Cuando me casé, tanto el traje de novio como el de confesar me los hizo un sastre. Tuve que ir varias veces a probarme. De mayor también tuve necesidad de un traje, pero ya no me hizo falta ir a verlo. Fui a un comercio, me lo probé, lo pagué y lo estrené.
Recuerdo aquellos mendigos como los ciegos que cantaban sus romances o coplas para obtener simplemente un mendrugo de pan o cualquier prenda usada de vestir para pasar los crudos inviernos de antaño.

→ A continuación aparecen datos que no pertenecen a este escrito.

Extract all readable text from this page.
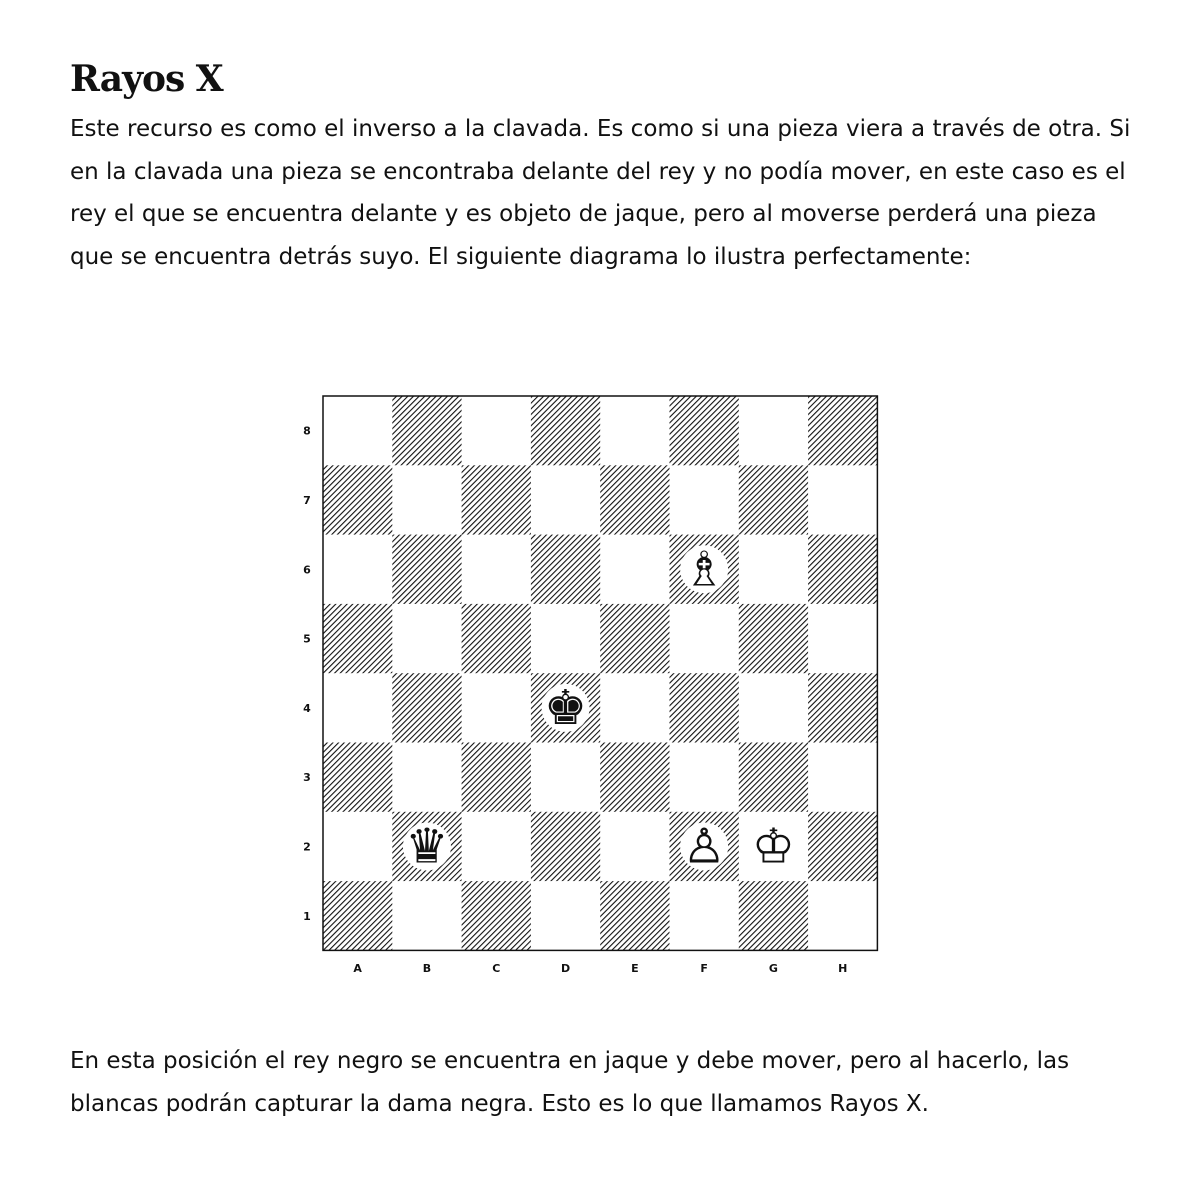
Rayos X

Este recurso es como el inverso a la clavada. Es como si una pieza viera a través de otra. Si en la clavada una pieza se encontraba delante del rey y no podía mover, en este caso es el rey el que se encuentra delante y es objeto de jaque, pero al moverse perderá una pieza que se encuentra detrás suyo. El siguiente diagrama lo ilustra perfectamente:

8
7
6
5
4
3
2
1
A	B	C	D	E	F	G	H
♗
♚
♛	♙ ♔

En esta posición el rey negro se encuentra en jaque y debe mover, pero al hacerlo, las blancas podrán capturar la dama negra. Esto es lo que llamamos Rayos X.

Por desgracia, hace tiempo que se perdió esta maravillosa tradición oral en detrimento del móvil y otros medios de comunicación de masas.
Desde que el mundo es mundo, siempre ha habido pobres y ricos, más de aquéllos que de éstos. Y por desgracia, los va a seguir habiendo: no hay político o mandatario que sea capaz de erradicar la pobreza.
Pobres de espíritu los ha habido y los hay en todas las capas sociales; pero no me refiero a estos pobres, porque ya tienen asegurado el Reino de los Cielos. A los que aludo son a esos desheredados de la sociedad, que no poseen nada material que les asegure, por lo menos, algo con lo que sustentarse…, y tienen que ejercer la mendicidad.
La mendicidad, como todas las cosas de esta vida, ha sufrido una transformación y creo que a mejor. Cuando era niño, veía parejas de ancianos que, con su andar trabajoso y pausado, iban de casa en casa implorando la caridad:
—¡Una limosna por Dios! —era el reclamo que, con voz temblorosa, cargada de pena y con gesto de abatimiento y resignación, musitaban—.
Esos pobres lo admitían todo: desde un mendrugo de pan hasta cualquier prenda de abrigo o calzado. Eran verdaderos pobres en toda la extensión de la palabra.